Girl on sofa

How decluttering can help your child's concentration and behaviour

Many parents at some point have looked around their homes — at all the toys and Lego and mess — and thought 'Why do we even have all this stuff? They never play with it. I'd love to give all this stuff away'.

The amount of toys and things we can acquire after having children can sometimes be stressful and feel overwhelming.

And guess what? It's not just stressful for you. But can be for your children too.

Several research projects over the last 15 years have helped us to understand that many children experience high levels of stress when attending nurseries and early years settings, and studies have shown that sometimes changing the play environment at nursery or pre-school can have a calming effect on children and improve their play.

A positive by-product of the pandemic

Val Aspinall, children’s services manager at the Early Years Alliance, explains how some early years settings have been adapting their spaces to help reduce children’s stress levels post-lockdown.

Val's team saw as they cleared and de-cluttered the setting to create more space and improve infection control during the Covid-19 pandemic, there was a secondary effect - children's stress levels went down and there was a visible positive effect on their behaviour and engagement.

Val said : "This, together with a move away from brightly coloured plastic resources, is having a hugely beneficial impact in some settings...and our understanding of the effect of bright colours, clutter and noisy environments on children has improved.

"We know that sensory overload can increase children’s stress levels and with that their behaviour may change."

One simple change that many early years providers made was reducing the amount of ‘stuff’ in their settings.

This not only makes cleaning easier but helps open up more space for children.

Lianne, from Red Lion Childcare in Nottingham, noted that since staff have decluttered, children are more engaged, keener to talk and tend to spend less time running up and down.

The team also painted the setting in more neutral colours and took down their brightly-coloured displays.

They have also observed how much more focus the children have when they are given more choice.

For example, the children are now spending more time on activities such as play dough now that they have a new station for the activity than when it was laid out for them on a table.

Fiona, from Lightcliffe Pre-school in Halifax, has noticed that even simple things, such as taking down hanging displays and removing large pieces of equipment, can have a calming effect on children.

Her setting removed their indoor climbing frame and noticed a big difference.

Less is more

Giving children a reduced number of items to choose can also have an impact.

Kayleigh and Dawn, practitioners at West Bassetlaw Childcare in Nottinghamshire, have taken a ‘less is more’ approach since the Covid-19 pandemic.

They have reduced the large numbers of items in storage boxes and removed some storage altogether.
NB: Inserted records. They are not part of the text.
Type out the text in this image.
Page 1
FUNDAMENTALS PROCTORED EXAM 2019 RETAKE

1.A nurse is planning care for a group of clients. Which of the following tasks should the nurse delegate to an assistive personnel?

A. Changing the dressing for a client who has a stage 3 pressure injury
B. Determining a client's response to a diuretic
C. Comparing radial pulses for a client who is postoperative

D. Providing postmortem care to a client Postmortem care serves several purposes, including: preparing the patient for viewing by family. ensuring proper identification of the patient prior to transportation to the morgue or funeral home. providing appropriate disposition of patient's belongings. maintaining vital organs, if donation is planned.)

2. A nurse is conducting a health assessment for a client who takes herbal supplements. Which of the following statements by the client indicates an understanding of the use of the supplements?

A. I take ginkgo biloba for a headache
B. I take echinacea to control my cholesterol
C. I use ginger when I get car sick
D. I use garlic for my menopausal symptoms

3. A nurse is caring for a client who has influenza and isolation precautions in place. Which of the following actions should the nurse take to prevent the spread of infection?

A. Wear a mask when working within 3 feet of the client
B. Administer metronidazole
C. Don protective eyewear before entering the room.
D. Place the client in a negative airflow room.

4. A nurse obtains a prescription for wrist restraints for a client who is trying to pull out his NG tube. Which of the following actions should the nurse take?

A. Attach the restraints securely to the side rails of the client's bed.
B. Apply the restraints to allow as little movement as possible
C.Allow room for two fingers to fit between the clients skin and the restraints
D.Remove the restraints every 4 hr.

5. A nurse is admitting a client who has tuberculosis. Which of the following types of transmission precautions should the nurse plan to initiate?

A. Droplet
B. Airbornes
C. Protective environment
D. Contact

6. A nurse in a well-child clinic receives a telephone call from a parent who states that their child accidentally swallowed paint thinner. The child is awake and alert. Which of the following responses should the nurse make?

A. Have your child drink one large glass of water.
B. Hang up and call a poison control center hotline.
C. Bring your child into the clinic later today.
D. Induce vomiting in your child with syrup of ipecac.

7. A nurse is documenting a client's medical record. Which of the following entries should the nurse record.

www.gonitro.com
This means that all of the resources can easily be seen and accessed by the children.

The team have also noticed that this means that they spend much less time on tidying up each day, which means there is less interruption to children’s play.

This also makes the children more willing to cooperate and share resources with each other.

Soft lighting

Emma, a nursery worker who works with two-year olds at Redhill Nursery in Stockon-on-Tees, says that minimising harsh lighting and noisy toys has had a noticeably calming effect in her setting.

She explains that while it is sometimes harder to achieve during the dark winter nights come in, she often turns off all the overhead lights in the setting.

This leaves just the lamps and fairy lights on, for a softer atmosphere.

She also noticed that all the children became louder and started shouting when freely accessing the setting’s big bass drum, which is now being used only as an adult-led focused activity instead.

Mindful changes

Whatever changes you decide to make, it’s important to keep the children’s needs and wants in mind as well any ideas you may have.

Mariam, manager at Lydgate Pre-school in Batley, stresses that wherever possible, changes to rooms and spaces should be done with the children as this helps to maintain feelings of security and familiarity.

She says: “While we may feel excited about the changes we have made, for some children an overnight change can be confusing.”

Mariam’s team changed their approach when they saw a child getting upset because the shelf that he usually always made a beeline for had been moved overnight.

Mariam is also keen to ensure children can still make independent choices, so in changing the environment she considers how accessible toys are and displays and items are placed at children’s eye level.

Since these changes have been made, the staff team at Lydgate have noticed that children are concentrating for longer periods and their behaviour is much calmer.

She says: “Parents have even commented that their children are talking more at home about what they have been doing during the day!”

So do try this at home

So using the experience of nursery staff, how can we reflect some of these changes in our homes?

Top tips for decluttering at home

  • Reduce the amount of toys and general stuff. If you don't want to throw it out, store it somewhere in boxes out of the way and have a smaller selection of toys, games and activities available.
  • Reduce the amount of things on the wall if the walls are very busy.
  • Reduce the amount of colours and bright lighting if you can, to create a simpler, softer environment.
  • Place safe and appropriate toys and crafts at eye level so your child can reach them.
  • With older children, talk about what toys they want left out and what could be put away for another time. Involve them in the process.